Wickle den Spiegel für die Abholung transportsicher ein, etwa in eine Decke oder Bettwäsche, und weise die abholende Person darauf hin, ihn stehend und nicht liegend zu transportieren, um Bruch zu vermeiden. In Zürich, Basel und Genf sind grosse Spiegel erfahrungsgemäss schnell vergeben, besonders bei Erstwohnungen und WG-Neueinrichtungen. Mehr generelle Tipps gibt unser Artikel Tipps für erfolgreiche Gratis-Inserate.
Wann er wirklich in die Sperrgutabfuhr gehört
Ein gesprungener oder stark blind gewordener Spiegel (die Silberschicht blättert sichtbar ab, es entstehen dunkle Flecken) ist für die meisten Interessierten keine Option mehr – hier ist die kostenpflichtige Entsorgung oder eben der bruchsichere Kehrichtsack ehrlicherweise der richtige Weg. Auch ein Rahmen mit erheblichen Schäden gehört nicht in ein Inserat.
Was du nicht tun solltest: einen Spiegel einfach mit einem Zettel ans Trottoir stellen. Das gilt rechtlich als illegale Entsorgung, unabhängig von der Absicht dahinter – mehr dazu in «Gratis zum Mitnehmen» auf der Strasse: leider verboten. Zerbrochenes Spiegelglas ist dabei zusätzlich ein Verletzungsrisiko für Passant:innen.
Was du damit sparst
Ein grosser, gerahmter Spiegel kostet dich als Sperrgut je nach Stadt und Gewicht zwischen CHF 5 und deutlich über CHF 50. Verschenkt: CHF 0 – für etwas, das im Möbelhaus neu schnell CHF 50 bis 200 kostet. Die ganze Bandbreite an Sperrgut-Kosten und die gratis Alternative dazu erklärt unser Grundlagen-Artikel Sperrgut entsorgen: Was es kostet – und wie du es gratis loswirst.
Kurz zusammengefasst
- Spiegelglas gehört nicht ins Altglas – kleine Stücke bruchsicher in den Kehricht, grosse gerahmte Spiegel zum Sperrgut.
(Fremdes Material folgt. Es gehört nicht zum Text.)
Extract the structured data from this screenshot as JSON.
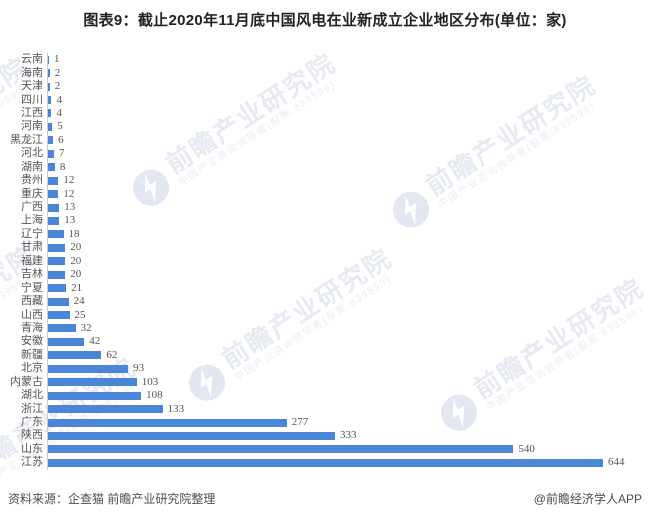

- Ohne Sprung oder Trübung? Verschenke ihn über Pikitup.
- Beim Transport immer stehend, nie liegend – Bruchgefahr.
- Nur ein wirklich beschädigter Spiegel gehört kostenpflichtig zur Sperrgutabfuhr oder in den Kehricht.
So findet dein Spiegel ein neues Zuhause, statt fälschlicherweise im Altglas zu landen, wo er ohnehin nicht hingehört.